Hayatın içinden konuları samimi bir dille aktaran, “Ekmek Kavgası”, “Hanımın Çiftliği”, “Murtaza”, “72. Koğuş” ve “Gurbet Kuşları”nın da aralarında olduğu çok sayıda unutulmaz esere imza atan roman ve oyun yazarı Orhan Kemal’i, ölümünün 51. yılında O’nu anlatan ve kitaplarında yer verdiği İstanbul’u sizlerle paylaştığımız bir yazıyla anıyoruz.
Orhan Kemal, 15 Eylül 1914’te Adana’da doğdu.
Babasının görevi nedeniyle birçok il değiştiren yazar, yine doğduğu yer Adana’ya dönerek tarım fabrikalarında işçilik, dokumacılık, ambar memurluğu ve katiplik gibi işlerde çalıştı.

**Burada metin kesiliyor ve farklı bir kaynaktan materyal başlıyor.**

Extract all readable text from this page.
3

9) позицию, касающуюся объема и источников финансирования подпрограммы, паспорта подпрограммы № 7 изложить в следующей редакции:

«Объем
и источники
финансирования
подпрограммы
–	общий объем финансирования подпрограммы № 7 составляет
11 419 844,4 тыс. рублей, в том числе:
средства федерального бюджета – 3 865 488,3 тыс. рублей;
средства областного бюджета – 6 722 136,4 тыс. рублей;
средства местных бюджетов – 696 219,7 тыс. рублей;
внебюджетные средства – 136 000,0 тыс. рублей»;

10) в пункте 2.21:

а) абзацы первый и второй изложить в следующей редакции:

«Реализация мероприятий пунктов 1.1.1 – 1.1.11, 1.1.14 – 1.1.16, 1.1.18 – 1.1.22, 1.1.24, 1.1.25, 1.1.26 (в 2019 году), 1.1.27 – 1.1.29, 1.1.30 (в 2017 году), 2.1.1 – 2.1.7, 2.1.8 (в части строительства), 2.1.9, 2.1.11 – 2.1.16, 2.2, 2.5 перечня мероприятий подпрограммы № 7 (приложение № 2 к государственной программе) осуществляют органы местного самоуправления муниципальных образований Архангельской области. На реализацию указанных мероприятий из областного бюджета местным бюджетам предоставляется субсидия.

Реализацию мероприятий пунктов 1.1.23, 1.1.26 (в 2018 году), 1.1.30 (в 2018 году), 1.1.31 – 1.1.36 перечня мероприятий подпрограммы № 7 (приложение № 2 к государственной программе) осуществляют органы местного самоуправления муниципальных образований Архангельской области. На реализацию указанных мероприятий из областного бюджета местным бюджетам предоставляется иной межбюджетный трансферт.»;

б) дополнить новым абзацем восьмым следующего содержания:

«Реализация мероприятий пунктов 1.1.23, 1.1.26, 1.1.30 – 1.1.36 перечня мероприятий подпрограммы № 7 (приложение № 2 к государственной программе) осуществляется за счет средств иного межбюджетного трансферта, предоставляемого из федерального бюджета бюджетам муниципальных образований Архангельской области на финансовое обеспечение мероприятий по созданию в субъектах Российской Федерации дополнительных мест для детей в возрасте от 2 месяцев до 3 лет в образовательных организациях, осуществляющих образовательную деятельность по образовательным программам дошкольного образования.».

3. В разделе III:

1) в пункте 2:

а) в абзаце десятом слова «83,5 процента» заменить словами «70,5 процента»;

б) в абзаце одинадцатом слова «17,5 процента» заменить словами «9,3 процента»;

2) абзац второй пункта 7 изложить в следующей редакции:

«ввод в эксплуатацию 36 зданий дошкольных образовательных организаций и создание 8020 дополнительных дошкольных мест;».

1939’da ilk şiirlerini kaleme alan yazar, Nazım Hikmet ile arkadaştı ve ünlü şairin roman denemelerini beğenmesi üzerine şiiri bıraktı ve roman yazmaya başladı. Orhan Kemal’in kaleminden iki yazarın dostluğuna şahit olmak için “Nazım Hikmet’le 3,5 yıl” isimli kitabı okuyabilirsiniz.
Samimiyetle duymadığınız şeyleri niçin yazıyorsunuz? Duyduklarını, duyamayacağın bir tarzda yazıp komikleştirmekle kendinize iftira ettiğinizin farkında değil misiniz?
Nazım Hikmet
Orhan Kemal, ilk düzyazı denemesi “On Sekiz Yaş” adını verdiği romanı yazdı.
Şiirlerinde Raşit Kemali imzasını kullanan yazar, 1943’te yazdığı “Asma Çubuğu” öyküsüyle Orhan Kemal adını kullanmaya başladı.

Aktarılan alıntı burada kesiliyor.